HMP: snapshot_blkdev can not consider //root/sn1 and /root/sn1 as the same file

From: Jun Li <junmuzi@gmail.com>

Hi all,

snapshot_blkdev can not consider //root/sn1 and /root/sn1 as the same 
file. when file /root/sn1 is the base file, do snapshot using file 
//root/sn1, qemu consider it as a new file. So this will rewrite the 
base file.

Signed-off-by: Jun Li <junmuzi@gmail.com>

snapshot
@@ -970,6 +972,18 @@ void hmp_snapshot_blkdev(Monitor *mon, c
          return;
      }

+    /* Delete duplicate '/' in filename. */
+    while (*p != '\0') {
+        if (*p == '/') {
+            while (*(p + count++) == '/') {
+                /* do null. */
+            }
+            strcpy((char *)(p + 1), (char *)(p + count - 1));
+            count = 1;
+        }
+        p++;
+    }
+
      mode = reuse ? NEW_IMAGE_MODE_EXISTING : 
NEW_IMAGE_MODE_ABSOLUTE_PATHS;
      qmp_blockdev_snapshot_sync(device, filename, !!format, format,
                                 true, mode, &errp);

On 15.11.2013 17:31, lijun wrote:
> From: Jun Li <junmuzi@gmail.com>
>
> Hi all,
>
> snapshot_blkdev can not consider //root/sn1 and /root/sn1 as the same
> file. when file /root/sn1 is the base file, do snapshot using file
> //root/sn1, qemu consider it as a new file.

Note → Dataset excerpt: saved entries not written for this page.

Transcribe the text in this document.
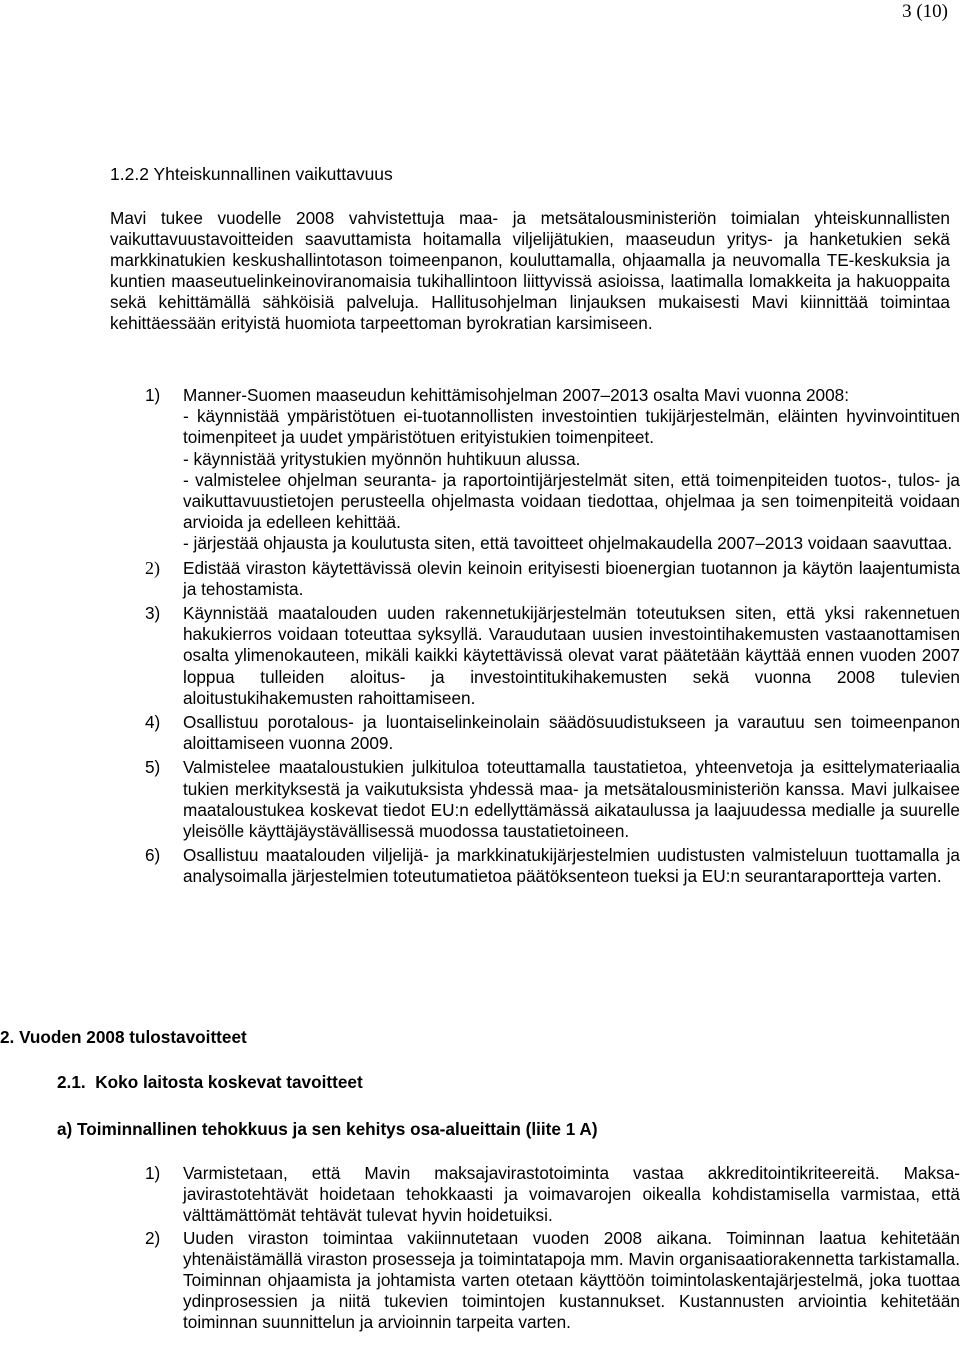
3 (10)
1.2.2 Yhteiskunnallinen vaikuttavuus
Mavi tukee vuodelle 2008 vahvistettuja maa- ja metsätalousministeriön toimialan yhteiskunnallisten vaikuttavuustavoitteiden saavuttamista hoitamalla viljelijätukien, maaseudun yritys- ja hanketukien sekä markkinatukien keskushallintotason toimeenpanon, kouluttamalla, ohjaamalla ja neuvomalla TE-keskuksia ja kuntien maaseutuelinkeinoviranomaisia tukihallintoon liittyvissä asioissa, laatimalla lomakkeita ja hakuoppaita sekä kehittämällä sähköisiä palveluja. Hallitusohjelman linjauksen mukaisesti Mavi kiinnittää toimintaa kehittäessään erityistä huomiota tarpeettoman byrokratian karsimiseen.
1) Manner-Suomen maaseudun kehittämisohjelman 2007–2013 osalta Mavi vuonna 2008:
- käynnistää ympäristötuen ei-tuotannollisten investointien tukijärjestelmän, eläinten hyvinvointituen toimenpiteet ja uudet ympäristötuen erityistukien toimenpiteet.
- käynnistää yritystukien myönnön huhtikuun alussa.
- valmistelee ohjelman seuranta- ja raportointijärjestelmät siten, että toimenpiteiden tuotos-, tulos- ja vaikuttavuustietojen perusteella ohjelmasta voidaan tiedottaa, ohjelmaa ja sen toimenpiteitä voidaan arvioida ja edelleen kehittää.
- järjestää ohjausta ja koulutusta siten, että tavoitteet ohjelmakaudella 2007–2013 voidaan saavuttaa.
2) Edistää viraston käytettävissä olevin keinoin erityisesti bioenergian tuotannon ja käytön laajentumista ja tehostamista.
3) Käynnistää maatalouden uuden rakennetukijärjestelmän toteutuksen siten, että yksi rakennetuen hakukierros voidaan toteuttaa syksyllä. Varaudutaan uusien investointihakemusten vastaanottamisen osalta ylimenokauteen, mikäli kaikki käytettävissä olevat varat päätetään käyttää ennen vuoden 2007 loppua tulleiden aloitus- ja investointitukihakemusten sekä vuonna 2008 tulevien aloitustukihakemusten rahoittamiseen.
4) Osallistuu porotalous- ja luontaiselinkeinolain säädösuudistukseen ja varautuu sen toimeenpanon aloittamiseen vuonna 2009.
5) Valmistelee maataloustukien julkituloa toteuttamalla taustatietoa, yhteenvetoja ja esittelymateriaalia tukien merkityksestä ja vaikutuksista yhdessä maa- ja metsätalousministeriön kanssa. Mavi julkaisee maataloustukea koskevat tiedot EU:n edellyttämässä aikataulussa ja laajuudessa medialle ja suurelle yleisölle käyttäjäystävällisessä muodossa taustatietoineen.
6) Osallistuu maatalouden viljelijä- ja markkinatukijärjestelmien uudistusten valmisteluun tuottamalla ja analysoimalla järjestelmien toteutumatietoa päätöksenteon tueksi ja EU:n seurantaraportteja varten.
2. Vuoden 2008 tulostavoitteet
2.1.  Koko laitosta koskevat tavoitteet
a) Toiminnallinen tehokkuus ja sen kehitys osa-alueittain (liite 1 A)
1) Varmistetaan, että Mavin maksajavirastotoiminta vastaa akkreditointikriteereitä. Maksajavirastotehtävät hoidetaan tehokkaasti ja voimavarojen oikealla kohdistamisella varmistaa, että välttämättömät tehtävät tulevat hyvin hoidetuiksi.
2) Uuden viraston toimintaa vakiinnutetaan vuoden 2008 aikana. Toiminnan laatua kehitetään yhtenäistämällä viraston prosesseja ja toimintatapoja mm. Mavin organisaatiorakennetta tarkistamalla. Toiminnan ohjaamista ja johtamista varten otetaan käyttöön toimintolaskentajärjestelmä, joka tuottaa ydinprosessien ja niitä tukevien toimintojen kustannukset. Kustannusten arviointia kehitetään toiminnan suunnittelun ja arvioinnin tarpeita varten.
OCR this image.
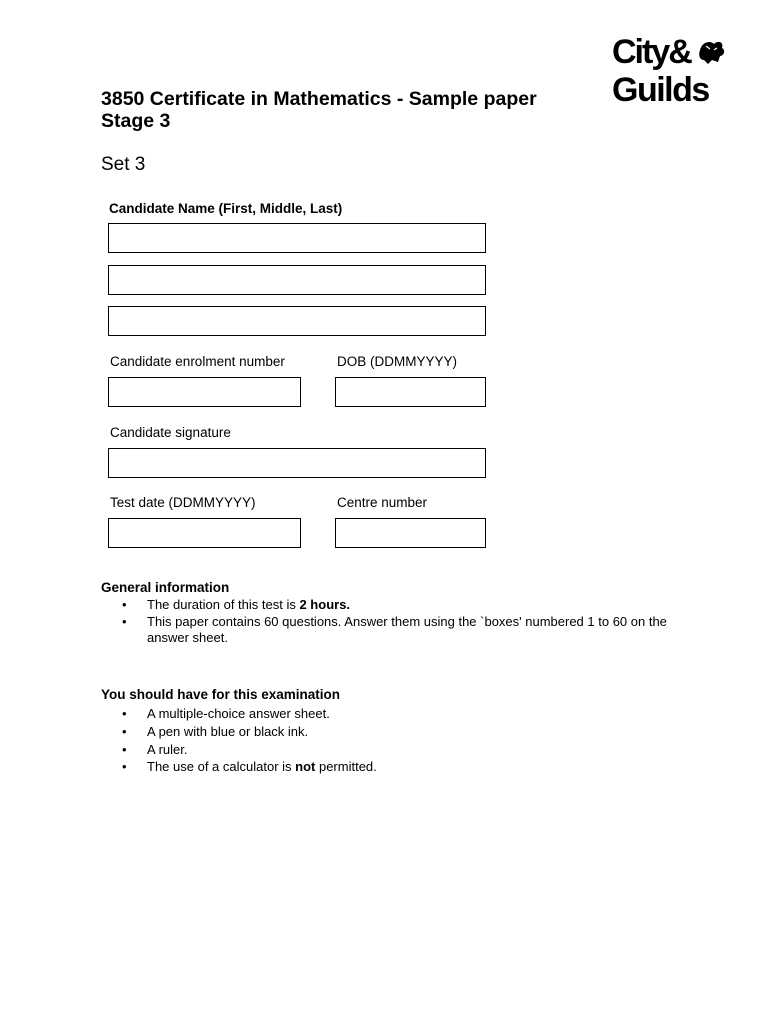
City&
Guilds
3850 Certificate in Mathematics - Sample paper
Stage 3
Set 3
Candidate Name (First, Middle, Last)
Candidate enrolment number	DOB (DDMMYYYY)
Candidate signature
Test date (DDMMYYYY)	Centre number
General information
• The duration of this test is 2 hours.
• This paper contains 60 questions. Answer them using the `boxes' numbered 1 to 60 on the answer sheet.
You should have for this examination
• A multiple-choice answer sheet.
• A pen with blue or black ink.
• A ruler.
• The use of a calculator is not permitted.
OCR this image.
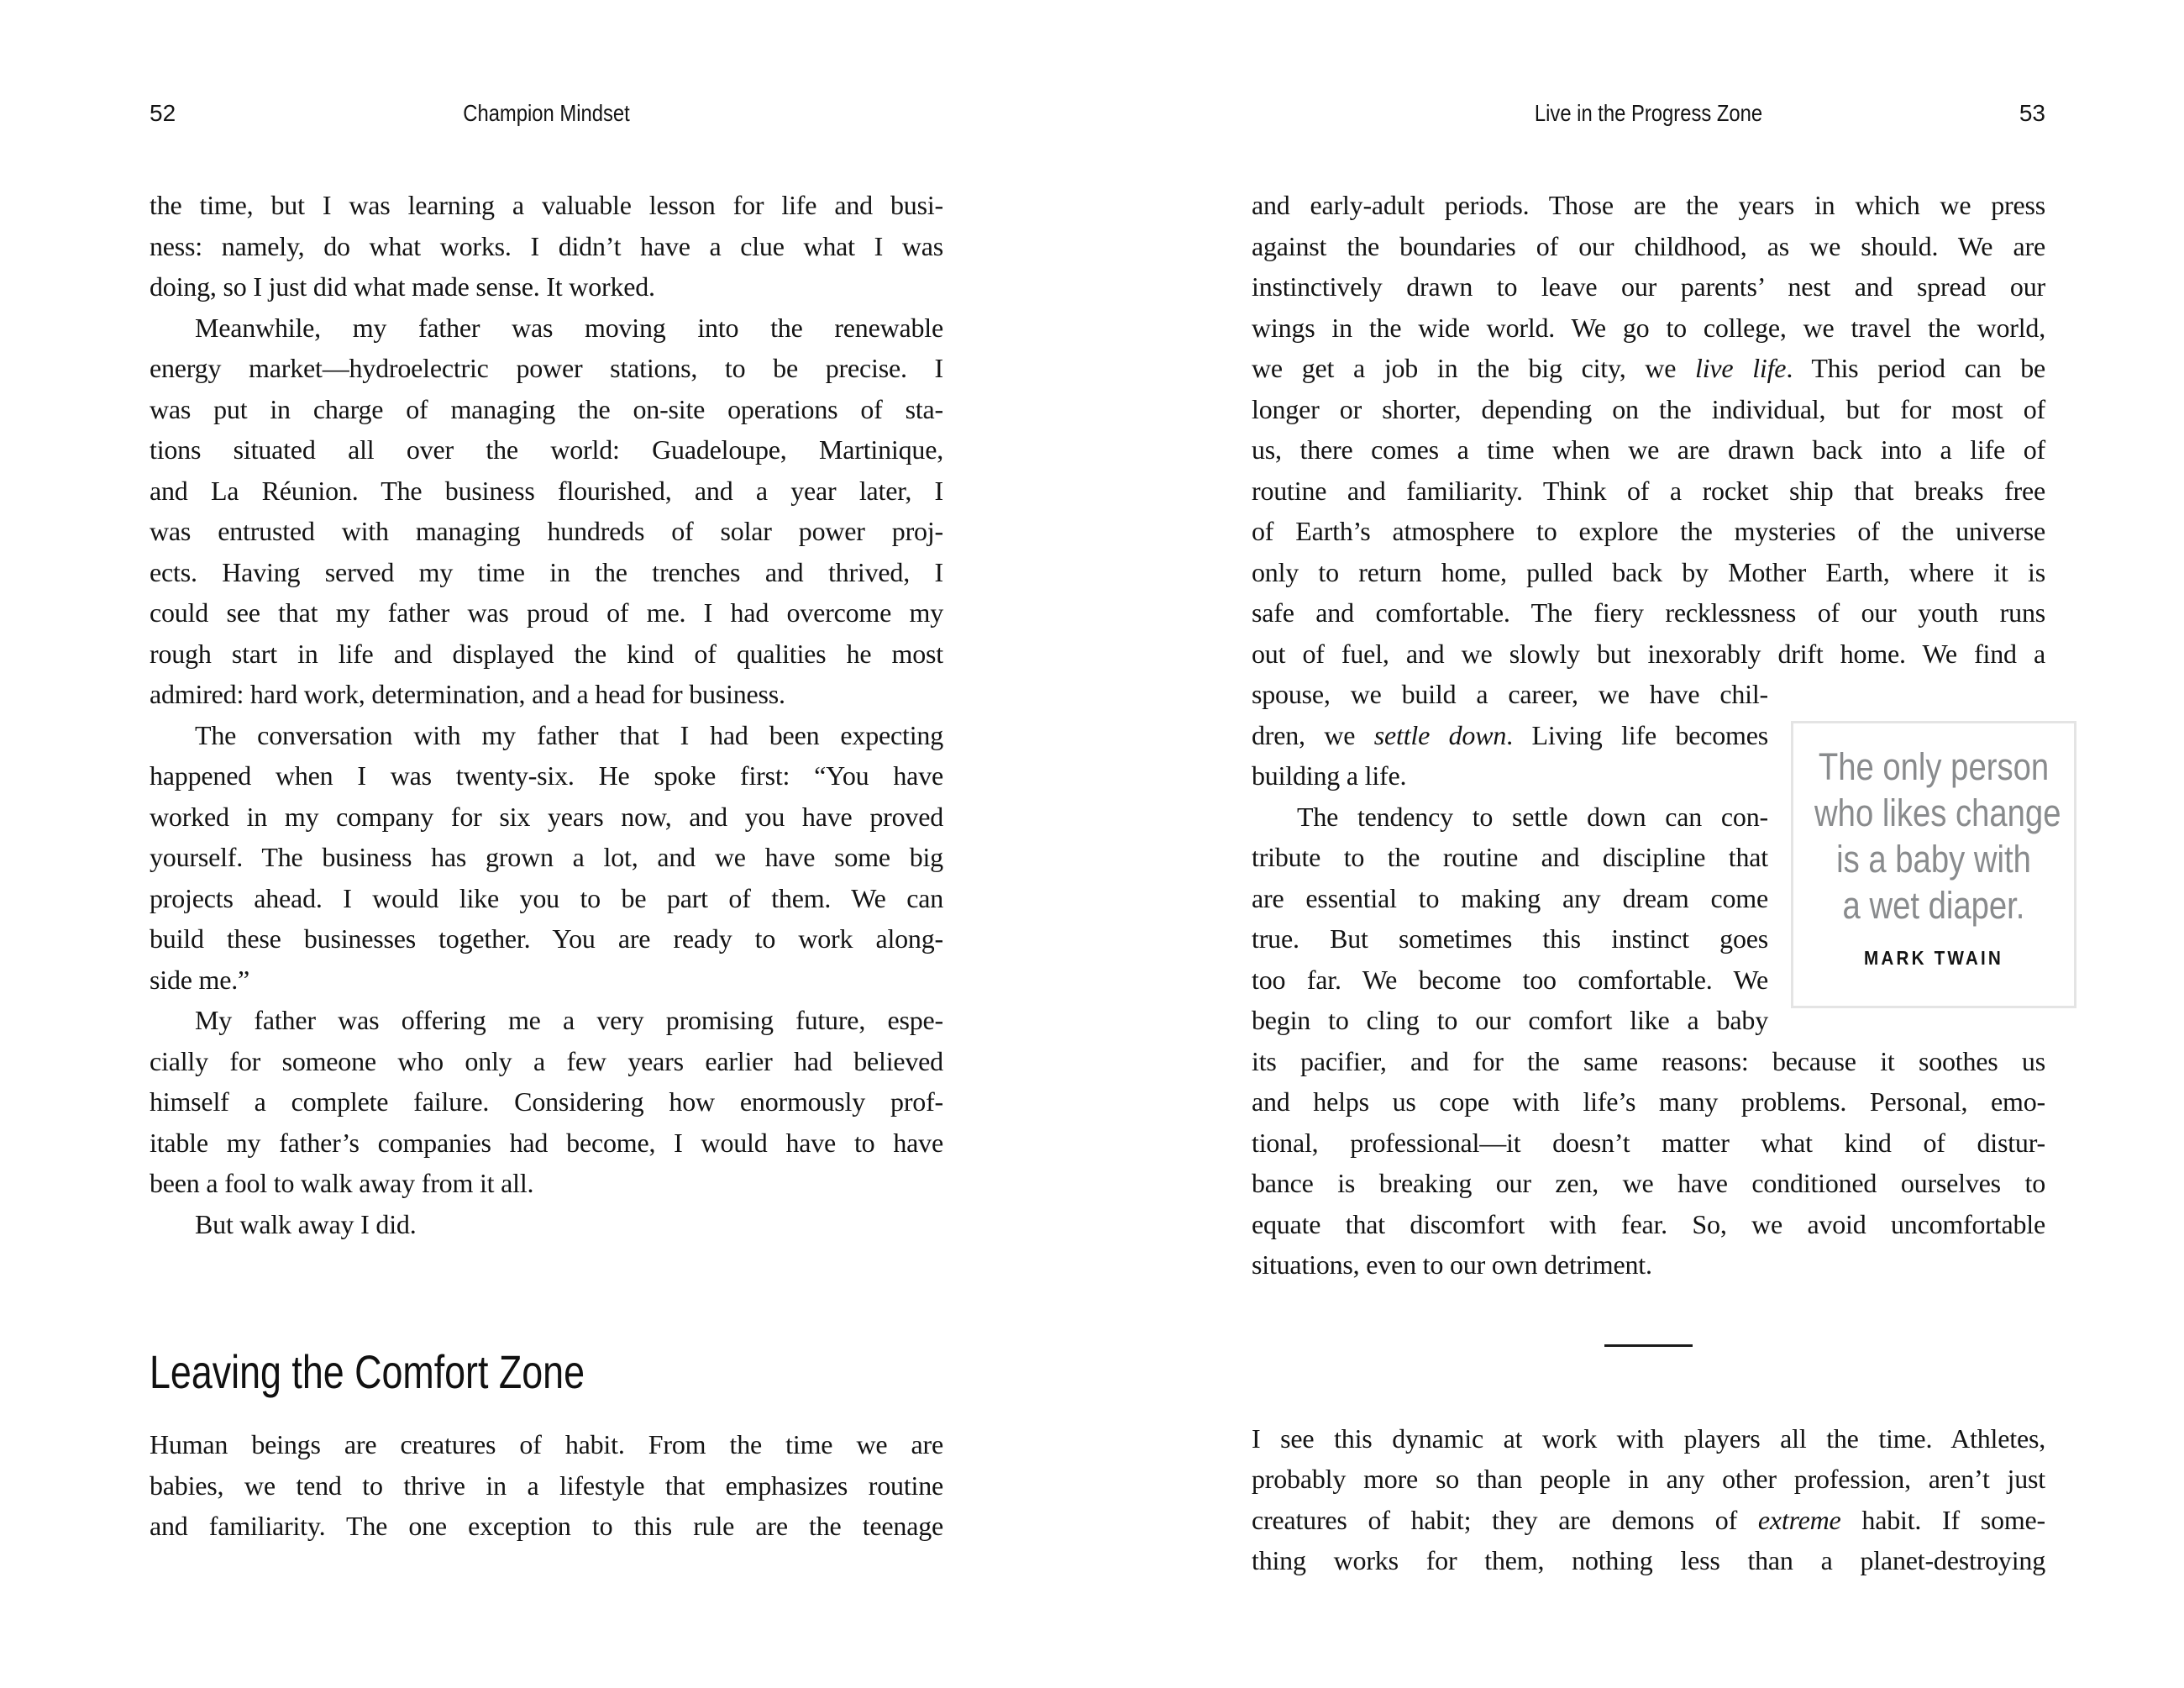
52	Champion Mindset	Live in the Progress Zone	53
the time, but I was learning a valuable lesson for life and busi-
ness: namely, do what works. I didn’t have a clue what I was
doing, so I just did what made sense. It worked.
Meanwhile, my father was moving into the renewable
energy market—hydroelectric power stations, to be precise. I
was put in charge of managing the on-site operations of sta-
tions situated all over the world: Guadeloupe, Martinique,
and La Réunion. The business flourished, and a year later, I
was entrusted with managing hundreds of solar power proj-
ects. Having served my time in the trenches and thrived, I
could see that my father was proud of me. I had overcome my
rough start in life and displayed the kind of qualities he most
admired: hard work, determination, and a head for business.
The conversation with my father that I had been expecting
happened when I was twenty-six. He spoke first: “You have
worked in my company for six years now, and you have proved
yourself. The business has grown a lot, and we have some big
projects ahead. I would like you to be part of them. We can
build these businesses together. You are ready to work along-
side me.”
My father was offering me a very promising future, espe-
cially for someone who only a few years earlier had believed
himself a complete failure. Considering how enormously prof-
itable my father’s companies had become, I would have to have
been a fool to walk away from it all.
But walk away I did.
Leaving the Comfort Zone
Human beings are creatures of habit. From the time we are
babies, we tend to thrive in a lifestyle that emphasizes routine
and familiarity. The one exception to this rule are the teenage
The only person
who likes change
is a baby with
a wet diaper.
MARK TWAIN
and early-adult periods. Those are the years in which we press
against the boundaries of our childhood, as we should. We are
instinctively drawn to leave our parents’ nest and spread our
wings in the wide world. We go to college, we travel the world,
we get a job in the big city, we live life. This period can be
longer or shorter, depending on the individual, but for most of
us, there comes a time when we are drawn back into a life of
routine and familiarity. Think of a rocket ship that breaks free
of Earth’s atmosphere to explore the mysteries of the universe
only to return home, pulled back by Mother Earth, where it is
safe and comfortable. The fiery recklessness of our youth runs
out of fuel, and we slowly but inexorably drift home. We find a
spouse, we build a career, we have chil-
dren, we settle down. Living life becomes
building a life.
The tendency to settle down can con-
tribute to the routine and discipline that
are essential to making any dream come
true. But sometimes this instinct goes
too far. We become too comfortable. We
begin to cling to our comfort like a baby
its pacifier, and for the same reasons: because it soothes us
and helps us cope with life’s many problems. Personal, emo-
tional, professional—it doesn’t matter what kind of distur-
bance is breaking our zen, we have conditioned ourselves to
equate that discomfort with fear. So, we avoid uncomfortable
situations, even to our own detriment.
I see this dynamic at work with players all the time. Athletes,
probably more so than people in any other profession, aren’t just
creatures of habit; they are demons of extreme habit. If some-
thing works for them, nothing less than a planet-destroying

So this will rewrite the
> base file.

Actually, the same problem can occur anyway if you have a path with a
couple of “.” and “..” in it – or even just a hardlink. Thus, to be
completely safe, we'd have to check whether the snapshot file (if it
already exists) has a different inode number and/or is located on a
different filesystem.

> Signed-off-by: Jun Li <junmuzi@gmail.com>
>
> --- a/hmp.c 2013-11-15 23:15:46.733361130 +0800
> +++ b/hmp.c 2013-11-16 00:20:23.972248509 +0800
> @@ -957,10 +957,12 @@ void hmp_snapshot_blkdev(Monitor *mon, c
> {
> const char *device = qdict_get_str(qdict, "device");
> const char *filename = qdict_get_try_str(qdict, "snapshot-file");
> + const char *p = filename;
> const char *format = qdict_get_try_str(qdict, "format");
> int reuse = qdict_get_try_bool(qdict, "reuse", 0);
> enum NewImageMode mode;
> Error *errp = NULL;
> + int count = 1;
>
> if (!filename) {
> /* In the future, if 'snapshot-file' is not specified, the snapshot
> @@ -970,6 +972,18 @@ void hmp_snapshot_blkdev(Monitor *mon, c
> return;
> }
>
> + /* Delete duplicate '/' in filename. */
> + while (*p != '\0') {
> + if (*p == '/') {
> + while (*(p + count++) == '/') {
> + /* do null. */
> + }
> + strcpy((char *)(p + 1), (char *)(p + count - 1));

Casting a const char * to a char * seems very bogus to me. Using
g_strdup or something before is probably a better idea. Also, don't use
strcpy but memmove (since both strings overlap).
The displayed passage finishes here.